Friday, 21 February 2014

We are the lucky ones.


We are the lucky ones. 


Yesterday I woke up, bought coffee, went to work, left work, bought sushi. Meanwhile my sister-in-law laboured with her first child. I told my students that I would be looking at my phone frequently during class because of the situation. They were, as you would expect, quite obliging. People like babies and people want babies to be born healthy.

I left work at 1:30pm or so and walked towards the State Library on Swanston St, texting my housemate Megan and friend Amy who were already at the Refugee rally. We all wanted to go to protest about the abysmal immigration policies that are stepping up the anti in terms of cruelty and economic waste. I found Megan and Amy and we joined the march, which was by that point moving towards the immigration department. I got a text from my mother. Erin was at 7cm.  Not that far off.

Erin was having a ginormatron, as she put it. There were some concerns that he (the baby) was going to be too big. She was possibly going to need a C-section.

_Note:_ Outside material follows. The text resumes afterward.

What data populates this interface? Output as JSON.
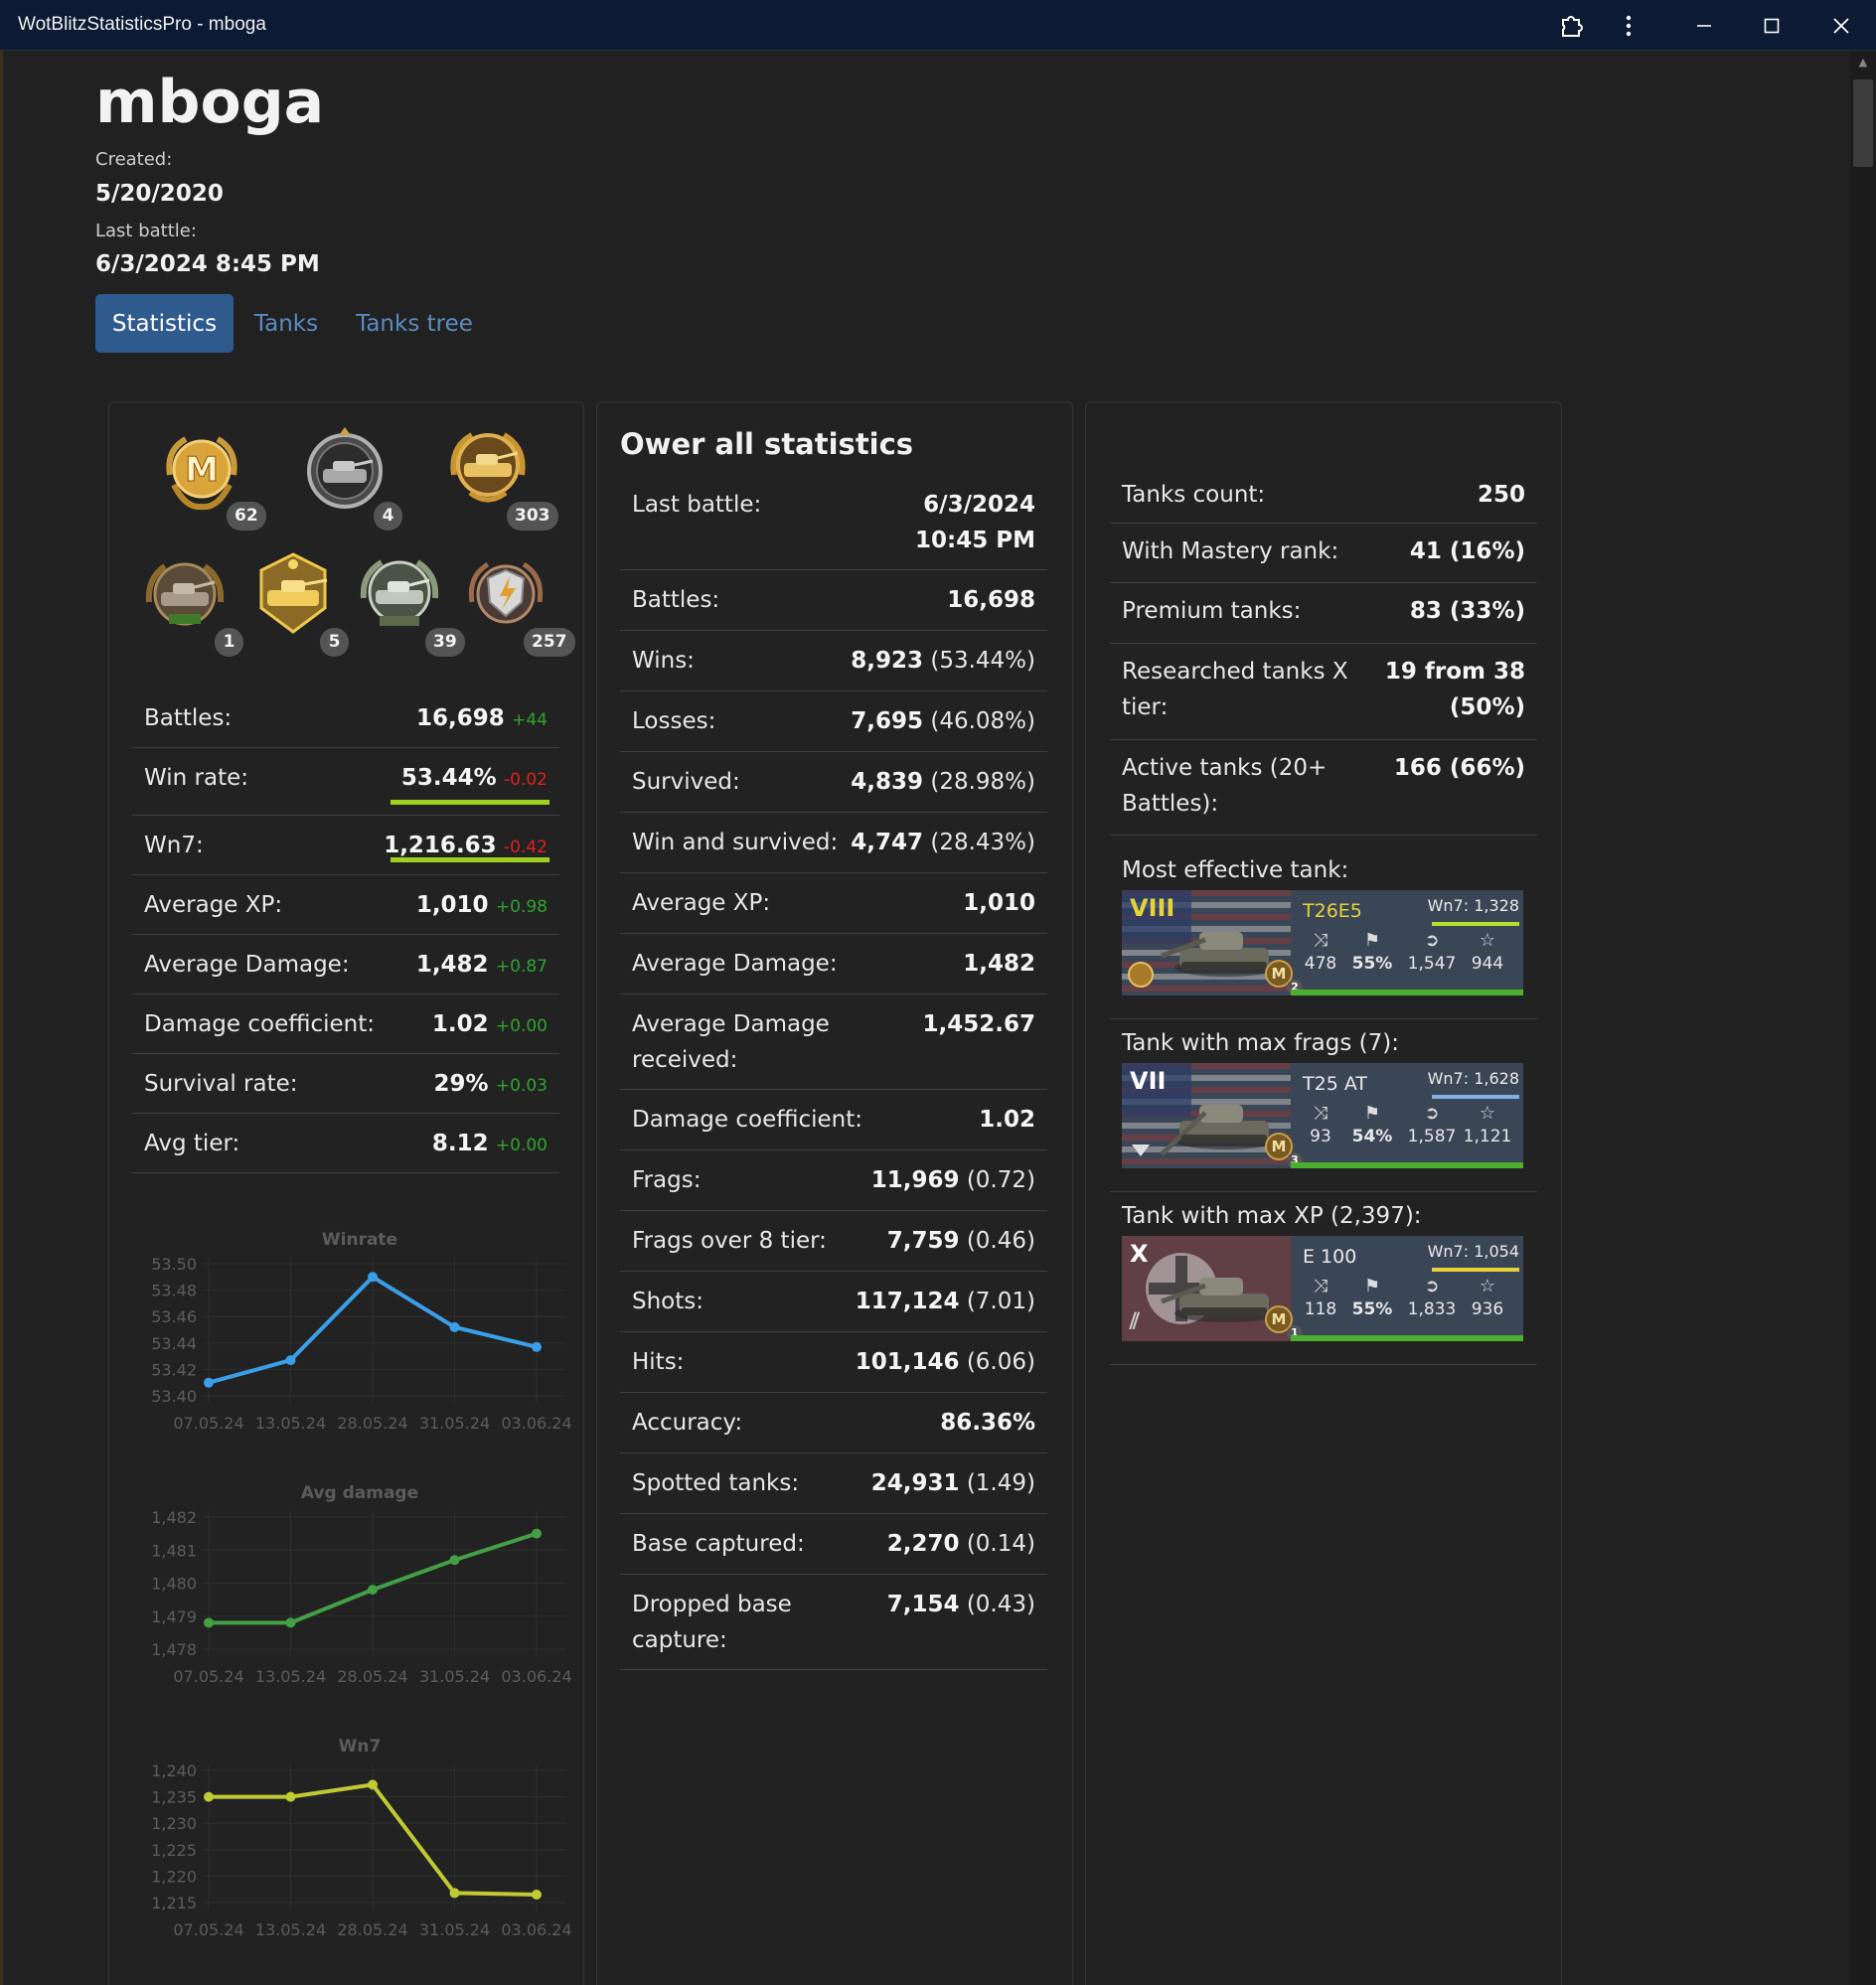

I realised that if this situation was happening a hundred years ago or in a developing country, they would likely be among those who wouldn’t make it through. Thank God for modern medicine and hospitals and doctors.

Yesterday as I marched I asked my friends what they thought would happen to Erin if she was at this time giving birth not in a nice modern hospital but in a detention centre. They shrugged. It wasn’t a good thought. Thank God my nephew won’t grow up behind bars. Held prisoner because his parents were trying to seek a better life for themselves and him. Or separated from them, as was the case recently with one woman. What happens to babies born in detention? Can we even find out?

I want my nephew to have a childhood and adolescence and adulthood in a place where he is free and safe to be who he is. Where he has healthcare and education. Where he won’t be oppressed for his race, his religion or his sexuality. He probably won’t have to face what is happening in the places asylum seekers flee from, and that's good, I don’t want him to grow up in a place where he can’t be safe and well. I also don’t want him to grow up in a country that doesn’t realise its own wealth and luck and treats the most vulnerable in this world like they are criminals. I want him to be a strong and loving and compassionate man. I have to say that at the moment his country won't help him with this.

Atticus Declan Sessions was born yesterday at about 3:30 in the afternoon. He is big and hairy and healthy and his mother is well. His father is proud. His grandparents are very happy. He was named after Atticus Finch, a character in Harper Lee’s classic ‘To Kill a Mockingbird.’ Atticus Finch represented a wrongly accused black man in a time where racism was the norm. He fought against an unjust system and did not accept what was, to him, blatantly unfair. I’m sure that my nephew Atticus’s parents want the same for him. Congratulations. He is loved by many.